Mme Fernández a qualifié la privatisation des retraites de « pillage ». Son gouvernement entend mettre un terme au gâchis. La nationalisation a d’ores et déjà permis de sauver du désastre 19 milliards d’euros, ce qui n’a pas manqué d’émouvoir le quotidien chilien El Mercurio.
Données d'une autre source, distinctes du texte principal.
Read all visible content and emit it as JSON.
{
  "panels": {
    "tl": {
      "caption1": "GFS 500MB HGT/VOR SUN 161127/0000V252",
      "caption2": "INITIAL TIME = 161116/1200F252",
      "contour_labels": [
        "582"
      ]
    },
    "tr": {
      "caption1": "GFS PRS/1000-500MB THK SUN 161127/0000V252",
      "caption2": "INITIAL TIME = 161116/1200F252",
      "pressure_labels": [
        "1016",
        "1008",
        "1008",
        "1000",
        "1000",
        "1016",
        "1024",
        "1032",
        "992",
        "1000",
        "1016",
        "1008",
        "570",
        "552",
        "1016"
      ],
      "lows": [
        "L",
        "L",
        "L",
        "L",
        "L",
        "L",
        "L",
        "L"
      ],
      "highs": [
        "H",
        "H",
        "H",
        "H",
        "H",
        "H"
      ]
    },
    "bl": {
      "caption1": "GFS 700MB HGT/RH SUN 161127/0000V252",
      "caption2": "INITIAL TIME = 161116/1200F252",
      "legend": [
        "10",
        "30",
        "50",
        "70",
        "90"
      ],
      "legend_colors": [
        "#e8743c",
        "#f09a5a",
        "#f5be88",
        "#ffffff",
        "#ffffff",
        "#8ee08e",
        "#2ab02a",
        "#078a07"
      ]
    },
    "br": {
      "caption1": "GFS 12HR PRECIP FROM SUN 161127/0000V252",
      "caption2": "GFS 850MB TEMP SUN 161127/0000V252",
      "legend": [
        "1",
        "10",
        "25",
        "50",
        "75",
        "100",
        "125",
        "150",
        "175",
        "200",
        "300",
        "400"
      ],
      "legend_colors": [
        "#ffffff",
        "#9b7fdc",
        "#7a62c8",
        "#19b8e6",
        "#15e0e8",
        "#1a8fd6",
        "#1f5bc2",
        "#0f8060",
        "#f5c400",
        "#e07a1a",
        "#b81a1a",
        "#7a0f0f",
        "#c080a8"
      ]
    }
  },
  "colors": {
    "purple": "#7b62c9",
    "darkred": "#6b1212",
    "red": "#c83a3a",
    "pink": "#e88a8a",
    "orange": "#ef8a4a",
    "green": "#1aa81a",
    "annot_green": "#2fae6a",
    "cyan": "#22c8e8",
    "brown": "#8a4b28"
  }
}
Le journal conservateur de Santiago, qui n’avait pas exprimé d’inquiétude lorsque ce pouvoir était aux mains d’une poignée d’AFJP, a en effet alerté l’opinion sur le risque de voir l’Etat argentin en position, grâce à ces capitaux, de nommer les directeurs d’une quarantaine d’entreprises privées.


La manne que constituent les cotisations prélevées sur les salaires est la véritable raison de l’immense intérêt que les groupes financiers du monde entier portent aux systèmes de retraite, car là se trouve la réelle corne d’abondance. L’historien Robin Blackburn l’a énoncé dans l’article majeur qu’il a consacré à l’histoire de la privatisation des retraites : « Mettre la main sur la masse des salaires mondiaux est l’aspiration ultime du capitalisme financier (7). »
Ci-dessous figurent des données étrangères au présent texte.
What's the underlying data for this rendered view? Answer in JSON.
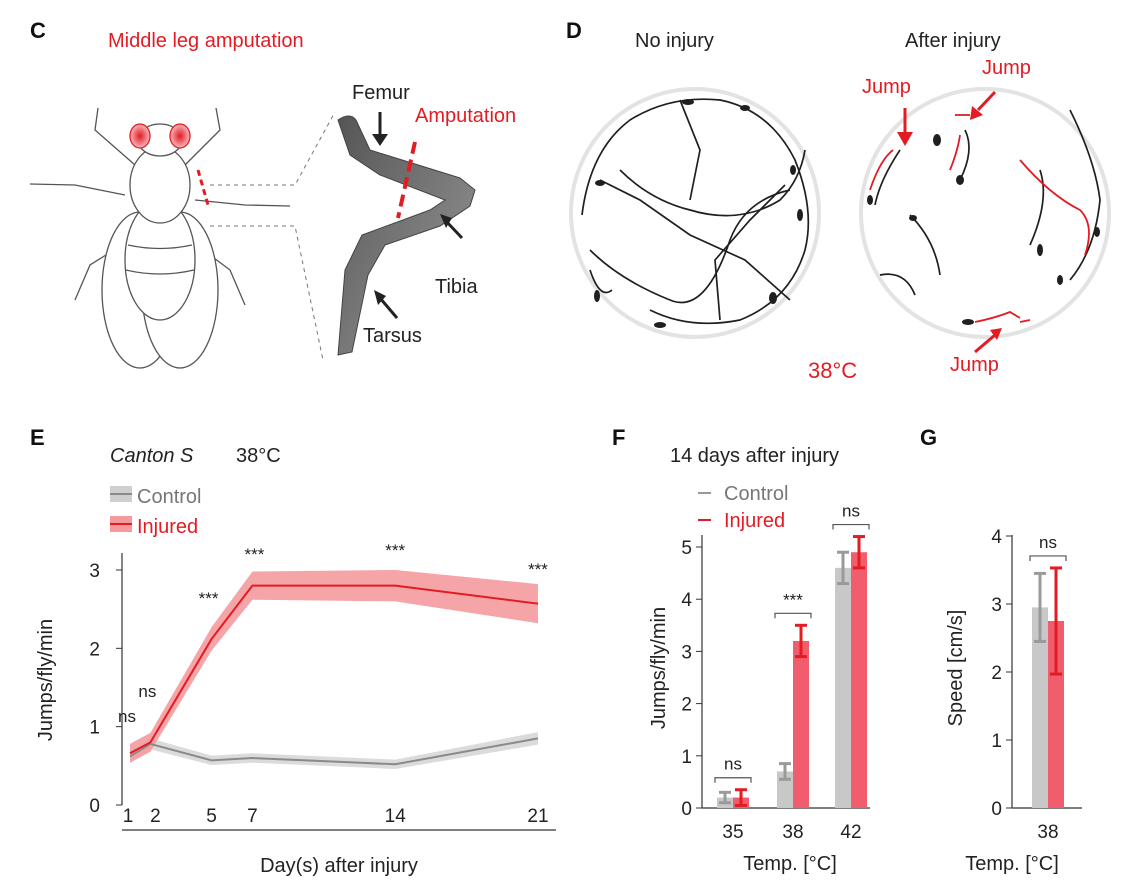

 Blackburn revient également sur le rôle joué par M. Lawrence Summers lorsque, économiste en chef de la Banque mondiale, l’homme que M. Barack Obama vient de désigner comme son conseiller économique commanda l’étude qui préconisa la privatisation des régimes de retraite dans tous les pays émergents (8). Même si elle ne fut que partielle, cette privatisation a bien eu lieu dans de nombreux pays. De grandes puissances, comme certains pays européens ou le Brésil, y ont échappé grâce à la résistance de leurs opinions publiques, le Chili demeurant le seul pays à avoir vécu l’expérience pleine et entière.
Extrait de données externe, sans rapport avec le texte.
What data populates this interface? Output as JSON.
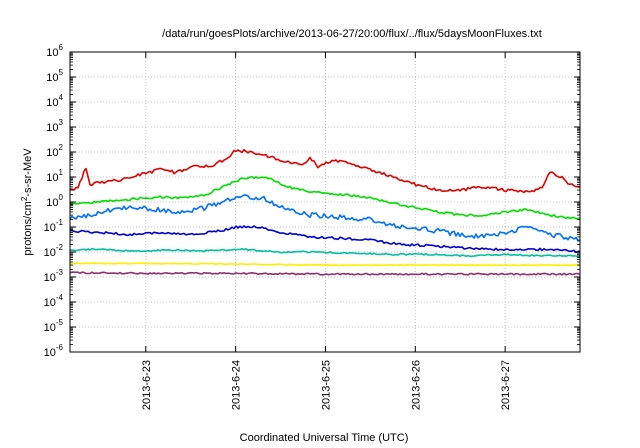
{
  "chart_data": {
    "type": "line",
    "title": "/data/run/goesPlots/archive/2013-06-27/20:00/flux/../flux/5daysMoonFluxes.txt",
    "xlabel": "Coordinated Universal Time (UTC)",
    "ylabel": {
      "before": "protons/cm",
      "sup": "2",
      "after": "-s-sr-MeV"
    },
    "y_scale": "log",
    "ylim_exp": [
      -6,
      6
    ],
    "y_ticks": [
      {
        "base": "10",
        "exp": "-6"
      },
      {
        "base": "10",
        "exp": "-5"
      },
      {
        "base": "10",
        "exp": "-4"
      },
      {
        "base": "10",
        "exp": "-3"
      },
      {
        "base": "10",
        "exp": "-2"
      },
      {
        "base": "10",
        "exp": "-1"
      },
      {
        "base": "10",
        "exp": "0"
      },
      {
        "base": "10",
        "exp": "1"
      },
      {
        "base": "10",
        "exp": "2"
      },
      {
        "base": "10",
        "exp": "3"
      },
      {
        "base": "10",
        "exp": "4"
      },
      {
        "base": "10",
        "exp": "5"
      },
      {
        "base": "10",
        "exp": "6"
      }
    ],
    "x_range": [
      "2013-06-22 03:45",
      "2013-06-27 20:00"
    ],
    "x_ticks": [
      "2013-6-23",
      "2013-6-24",
      "2013-6-25",
      "2013-6-26",
      "2013-6-27"
    ],
    "grid": true,
    "legend": "none",
    "series": [
      {
        "color": "#e00000",
        "points": [
          [
            "2013-06-22 03:45",
            3
          ],
          [
            "2013-06-22 06:00",
            4
          ],
          [
            "2013-06-22 08:00",
            25
          ],
          [
            "2013-06-22 09:00",
            5
          ],
          [
            "2013-06-22 12:00",
            6
          ],
          [
            "2013-06-22 18:00",
            8
          ],
          [
            "2013-06-22 22:00",
            12
          ],
          [
            "2013-06-23 04:00",
            20
          ],
          [
            "2013-06-23 08:00",
            15
          ],
          [
            "2013-06-23 12:00",
            25
          ],
          [
            "2013-06-23 18:00",
            30
          ],
          [
            "2013-06-23 22:00",
            60
          ],
          [
            "2013-06-24 00:00",
            120
          ],
          [
            "2013-06-24 06:00",
            90
          ],
          [
            "2013-06-24 12:00",
            45
          ],
          [
            "2013-06-24 18:00",
            30
          ],
          [
            "2013-06-24 20:00",
            60
          ],
          [
            "2013-06-24 22:00",
            25
          ],
          [
            "2013-06-25 02:00",
            50
          ],
          [
            "2013-06-25 06:00",
            35
          ],
          [
            "2013-06-25 12:00",
            20
          ],
          [
            "2013-06-25 18:00",
            10
          ],
          [
            "2013-06-26 00:00",
            5
          ],
          [
            "2013-06-26 06:00",
            3
          ],
          [
            "2013-06-26 12:00",
            3
          ],
          [
            "2013-06-26 18:00",
            4
          ],
          [
            "2013-06-27 00:00",
            3
          ],
          [
            "2013-06-27 06:00",
            2.5
          ],
          [
            "2013-06-27 10:00",
            4
          ],
          [
            "2013-06-27 12:00",
            15
          ],
          [
            "2013-06-27 15:00",
            10
          ],
          [
            "2013-06-27 17:00",
            5
          ],
          [
            "2013-06-27 20:00",
            4
          ]
        ]
      },
      {
        "color": "#00e000",
        "points": [
          [
            "2013-06-22 03:45",
            0.8
          ],
          [
            "2013-06-22 12:00",
            1.0
          ],
          [
            "2013-06-22 20:00",
            1.3
          ],
          [
            "2013-06-23 04:00",
            1.6
          ],
          [
            "2013-06-23 10:00",
            1.4
          ],
          [
            "2013-06-23 16:00",
            2.0
          ],
          [
            "2013-06-23 22:00",
            5
          ],
          [
            "2013-06-24 02:00",
            9
          ],
          [
            "2013-06-24 08:00",
            10
          ],
          [
            "2013-06-24 14:00",
            4
          ],
          [
            "2013-06-24 20:00",
            2.5
          ],
          [
            "2013-06-25 04:00",
            2.0
          ],
          [
            "2013-06-25 12:00",
            1.5
          ],
          [
            "2013-06-25 18:00",
            0.9
          ],
          [
            "2013-06-26 00:00",
            0.6
          ],
          [
            "2013-06-26 06:00",
            0.4
          ],
          [
            "2013-06-26 12:00",
            0.3
          ],
          [
            "2013-06-26 18:00",
            0.3
          ],
          [
            "2013-06-27 00:00",
            0.4
          ],
          [
            "2013-06-27 06:00",
            0.5
          ],
          [
            "2013-06-27 12:00",
            0.3
          ],
          [
            "2013-06-27 20:00",
            0.2
          ]
        ]
      },
      {
        "color": "#0070ff",
        "points": [
          [
            "2013-06-22 03:45",
            0.2
          ],
          [
            "2013-06-22 12:00",
            0.4
          ],
          [
            "2013-06-22 20:00",
            0.6
          ],
          [
            "2013-06-23 04:00",
            0.5
          ],
          [
            "2013-06-23 10:00",
            0.4
          ],
          [
            "2013-06-23 16:00",
            0.6
          ],
          [
            "2013-06-23 22:00",
            1.2
          ],
          [
            "2013-06-24 02:00",
            1.8
          ],
          [
            "2013-06-24 08:00",
            1.3
          ],
          [
            "2013-06-24 14:00",
            0.5
          ],
          [
            "2013-06-24 20:00",
            0.3
          ],
          [
            "2013-06-25 04:00",
            0.25
          ],
          [
            "2013-06-25 12:00",
            0.2
          ],
          [
            "2013-06-25 18:00",
            0.12
          ],
          [
            "2013-06-26 00:00",
            0.09
          ],
          [
            "2013-06-26 06:00",
            0.07
          ],
          [
            "2013-06-26 12:00",
            0.05
          ],
          [
            "2013-06-26 18:00",
            0.04
          ],
          [
            "2013-06-27 00:00",
            0.06
          ],
          [
            "2013-06-27 06:00",
            0.1
          ],
          [
            "2013-06-27 12:00",
            0.05
          ],
          [
            "2013-06-27 20:00",
            0.03
          ]
        ]
      },
      {
        "color": "#0000d0",
        "points": [
          [
            "2013-06-22 03:45",
            0.07
          ],
          [
            "2013-06-22 12:00",
            0.06
          ],
          [
            "2013-06-22 20:00",
            0.05
          ],
          [
            "2013-06-23 04:00",
            0.06
          ],
          [
            "2013-06-23 12:00",
            0.05
          ],
          [
            "2013-06-23 20:00",
            0.07
          ],
          [
            "2013-06-24 00:00",
            0.1
          ],
          [
            "2013-06-24 06:00",
            0.1
          ],
          [
            "2013-06-24 12:00",
            0.06
          ],
          [
            "2013-06-24 20:00",
            0.04
          ],
          [
            "2013-06-25 04:00",
            0.035
          ],
          [
            "2013-06-25 12:00",
            0.03
          ],
          [
            "2013-06-25 20:00",
            0.02
          ],
          [
            "2013-06-26 04:00",
            0.018
          ],
          [
            "2013-06-26 12:00",
            0.015
          ],
          [
            "2013-06-26 20:00",
            0.013
          ],
          [
            "2013-06-27 04:00",
            0.012
          ],
          [
            "2013-06-27 12:00",
            0.013
          ],
          [
            "2013-06-27 20:00",
            0.01
          ]
        ]
      },
      {
        "color": "#00c0a0",
        "points": [
          [
            "2013-06-22 03:45",
            0.012
          ],
          [
            "2013-06-22 12:00",
            0.013
          ],
          [
            "2013-06-22 20:00",
            0.011
          ],
          [
            "2013-06-23 06:00",
            0.012
          ],
          [
            "2013-06-23 16:00",
            0.011
          ],
          [
            "2013-06-24 02:00",
            0.013
          ],
          [
            "2013-06-24 12:00",
            0.01
          ],
          [
            "2013-06-24 22:00",
            0.01
          ],
          [
            "2013-06-25 08:00",
            0.009
          ],
          [
            "2013-06-25 18:00",
            0.008
          ],
          [
            "2013-06-26 04:00",
            0.008
          ],
          [
            "2013-06-26 14:00",
            0.007
          ],
          [
            "2013-06-27 00:00",
            0.008
          ],
          [
            "2013-06-27 10:00",
            0.007
          ],
          [
            "2013-06-27 20:00",
            0.007
          ]
        ]
      },
      {
        "color": "#ffee00",
        "points": [
          [
            "2013-06-22 03:45",
            0.0035
          ],
          [
            "2013-06-23 00:00",
            0.0035
          ],
          [
            "2013-06-24 00:00",
            0.0033
          ],
          [
            "2013-06-25 00:00",
            0.003
          ],
          [
            "2013-06-26 00:00",
            0.003
          ],
          [
            "2013-06-27 00:00",
            0.003
          ],
          [
            "2013-06-27 20:00",
            0.003
          ]
        ]
      },
      {
        "color": "#903070",
        "points": [
          [
            "2013-06-22 03:45",
            0.0015
          ],
          [
            "2013-06-23 00:00",
            0.0014
          ],
          [
            "2013-06-24 00:00",
            0.0014
          ],
          [
            "2013-06-25 00:00",
            0.0013
          ],
          [
            "2013-06-26 00:00",
            0.0013
          ],
          [
            "2013-06-27 00:00",
            0.0013
          ],
          [
            "2013-06-27 20:00",
            0.0013
          ]
        ]
      }
    ]
  }
}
Mettre la main sur la masse des salaires mondiaux 


Pour paraphraser l’historien Eric Hobsbawm, le capitalisme survivra sans nul doute à cette crise. Pas les AFP. La fin est inévitable pour les AFJP argentines, mais les Administradoras de Fondos para el Retiro (Afore) mexicaines, les Administradoras de Fondos de Ahorro Previsional (AFAP) uruguayennes, les AFP chiliennes, boliviennes ou péruviennes existent encore. Si tous ces fonds subissent le même sort que leurs homologues argentins, des millions de retraités d’Amérique latine et d’ailleurs pourront sans doute respirer un peu mieux.

(1) Cent soixante-deux députés pour, soixante-quinze contre. Le texte a été ratifié par le Sénat, le 20 novembre (quarante-six sénateurs pour, dix-huit contre).


(2) En Argentine, il existe un minimum vieillesse mensuel de 320 pesos (78 euros), auquel s’ajoute 1,5 % du salaire indexé sur les dix dernières années, sur une base minimale de trente ans de cotisation.


(3) Tout salarié a dû obligatoirement s’affilier à un fonds « librement choisi », qu’il peut quitter en emportant son épargne, et auquel il verse au moins 10 % de son salaire plus 2 % de commission pour la gestion du fonds.


(4) Le « succès » du système chilien a poussé sept autres pays d’Amérique latine à lui emboîter le pas : le Pérou (1993), l’Argentine et la Colombie (1994), l’Uruguay (1995), le Mexique, le Salvador et la Bolivie (1997).


(5) L’Etat prend en charge les droits à la retraite acquis avant 1982.


(6) « Resultados para sus afiliados de las AFP y compañías de seguros relacionadas con la previsión. 1982-2006 », Centro de estudios nacionales de desarrollo alternativo (Cenda), Santiago (Chili), mars 2007.


(7) Robin Blackburn, « The global drive to commodity pensions », 2008.


(8) « Adverting the old age crisis. Policies to protect the old and promote growth », Banque mondiale, New York, 1994.